No to ci znajomi mało wiedzą lub się nie dzielą informacjami, ale to nie Twoja wina. Nie broń do upadłego tego, co jest nie do obrony. Bogaci parlamentarzyści UE sporo zarabiają, mają mnóstwo przywilejów a i tak brali łapówki, więc Twoje argumenty są nietrafione Albo ktoś jest uczciwy albo nie i kropka.
Tylko, że tamci biorą, bo są bezkarni.
 
Żenujace są próby relatywizacji na tym wątku zachowań korupcyjnych. Ludzie opamiętajcie nie ma usprawiedliwienia dla zachowań korupcyjnych.
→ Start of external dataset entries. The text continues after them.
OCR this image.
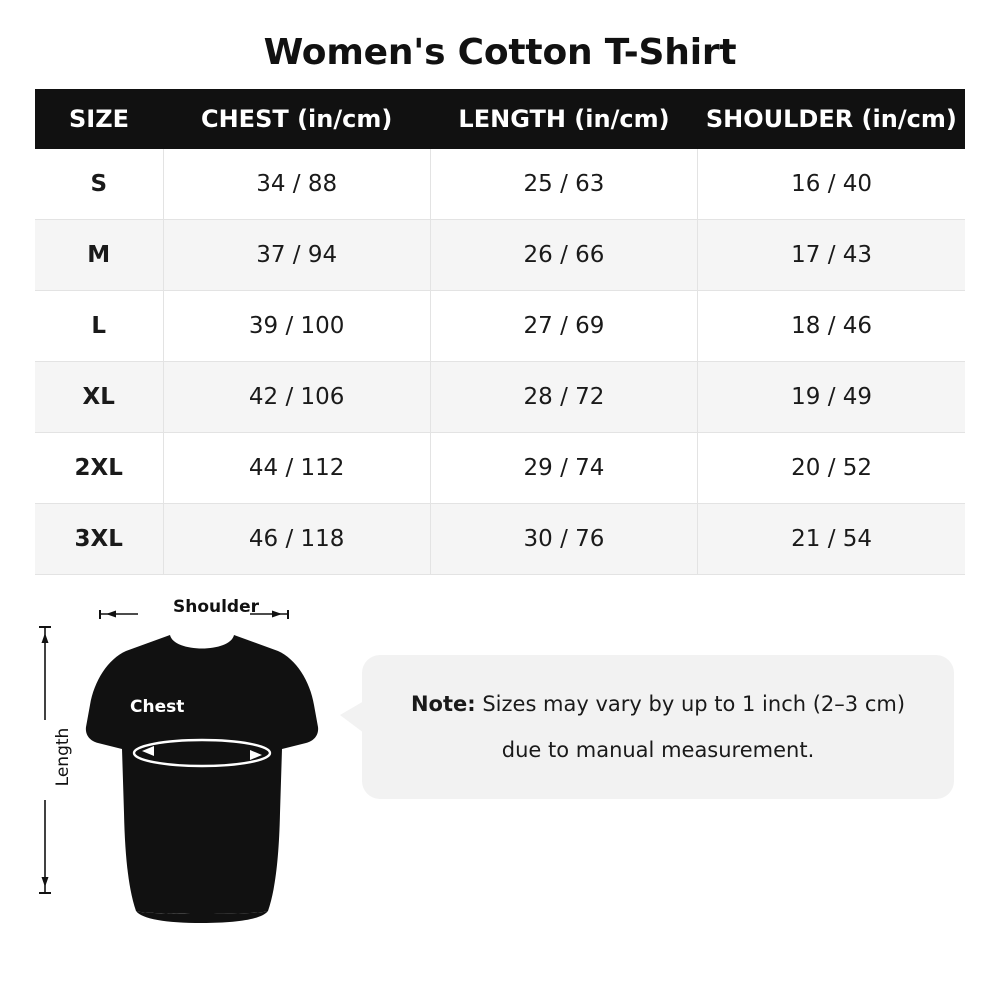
Women's Cotton T-Shirt
SIZE	CHEST (in/cm)	LENGTH (in/cm)	SHOULDER (in/cm)
S	34 / 88	25 / 63	16 / 40
M	37 / 94	26 / 66	17 / 43
L	39 / 100	27 / 69	18 / 46
XL	42 / 106	28 / 72	19 / 49
2XL	44 / 112	29 / 74	20 / 52
3XL	46 / 118	30 / 76	21 / 54
Shoulder
Length
Chest	Note: Sizes may vary by up to 1 inch (2–3 cm)
due to manual measurement.
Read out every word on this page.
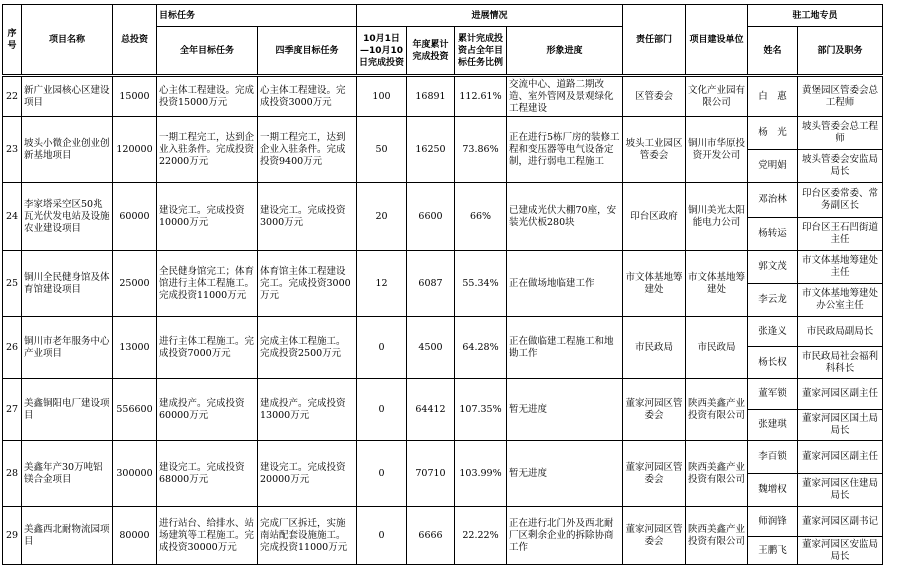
序号	项目名称	总投资	目标任务		进展情况				责任部门	项目建设单位	驻工地专员	
			全年目标任务	四季度目标任务	10月1日—10月10日完成投资	年度累计完成投资	累计完成投资占全年目标任务比例	形象进度			姓名	部门及职务
22	新广业园核心区建设项目	15000	心主体工程建设。完成投资15000万元	心主体工程建设。完成投资3000万元	100	16891	112.61%	交流中心、道路二期改造、室外管网及景观绿化工程建设	区管委会	文化产业园有限公司	白　惠	黄堡园区管委会总工程师
23	坡头小微企业创业创新基地项目	120000	一期工程完工，达到企业入驻条件。完成投资22000万元	一期工程完工，达到企业入驻条件。完成投资9400万元	50	16250	73.86%	正在进行5栋厂房的装修工程和变压器等电气设备定制，进行弱电工程施工	坡头工业园区管委会	铜川市华原投资开发公司	杨　光	坡头管委会总工程师
											党明娟	坡头管委会安监局局长
24	李家塔采空区50兆瓦光伏发电站及设施农业建设项目	60000	建设完工。完成投资10000万元	建设完工。完成投资3000万元	20	6600	66%	已建成光伏大棚70座，安装光伏板280块	印台区政府	铜川美光太阳能电力公司	邓治林	印台区委常委、常务副区长
											杨转运	印台区王石凹街道主任
25	铜川全民健身馆及体育馆建设项目	25000	全民健身馆完工；体育馆进行主体工程施工。完成投资11000万元	体育馆主体工程建设完工。完成投资3000万元	12	6087	55.34%	正在做场地临建工作	市文体基地筹建处	市文体基地筹建处	郭文茂	市文体基地筹建处主任
											李云龙	市文体基地筹建处办公室主任
26	铜川市老年服务中心产业项目	13000	进行主体工程施工。完成投资7000万元	完成主体工程施工。完成投资2500万元	0	4500	64.28%	正在做临建工程施工和地勘工作	市民政局	市民政局	张逢义	市民政局副局长
											杨长权	市民政局社会福利科科长
27	美鑫铜阳电厂建设项目	556600	建成投产。完成投资60000万元	建成投产。完成投资13000万元	0	64412	107.35%	暂无进度	董家河园区管委会	陕西美鑫产业投资有限公司	董军锁	董家河园区副主任
											张建琪	董家河园区国土局局长
28	美鑫年产30万吨铝镁合金项目	300000	建设完工。完成投资68000万元	建设完工。完成投资20000万元	0	70710	103.99%	暂无进度	董家河园区管委会	陕西美鑫产业投资有限公司	李百锁	董家河园区副主任
											魏增权	董家河园区住建局局长
29	美鑫西北耐物流园项目	80000	进行站台、给排水、站场建筑等工程施工。完成投资30000万元	完成厂区拆迁，实施南站配套设施施工。完成投资11000万元	0	6666	22.22%	正在进行北门外及西北耐厂区剩余企业的拆除协商工作	董家河园区管委会	陕西美鑫产业投资有限公司	师润锋	董家河园区副书记
											王鹏飞	董家河园区安监局局长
A kiedy ja próbuje usprawiedliwiać korupcję? Napisałem wyraźnie, ze każde takie zachowanie należy surowo karać. Ale skoro problem występuje u nas w największej skali, to znaczy że albo idzie do nas najwięcej łapówkarzy (gdzie inne służby ich odsiewają) albo problem leży gdzieś indziej (w mojej ocenie w niskich zarobkach, bo skoro w innych służbach zarabia się więcej a problem korupcji jest mniejszy to jest to potwierdzenie mojej tezy). Chyba, ze ktoś ma trzeci pomysł skąd wynika ta zależność, chętnie posłucham.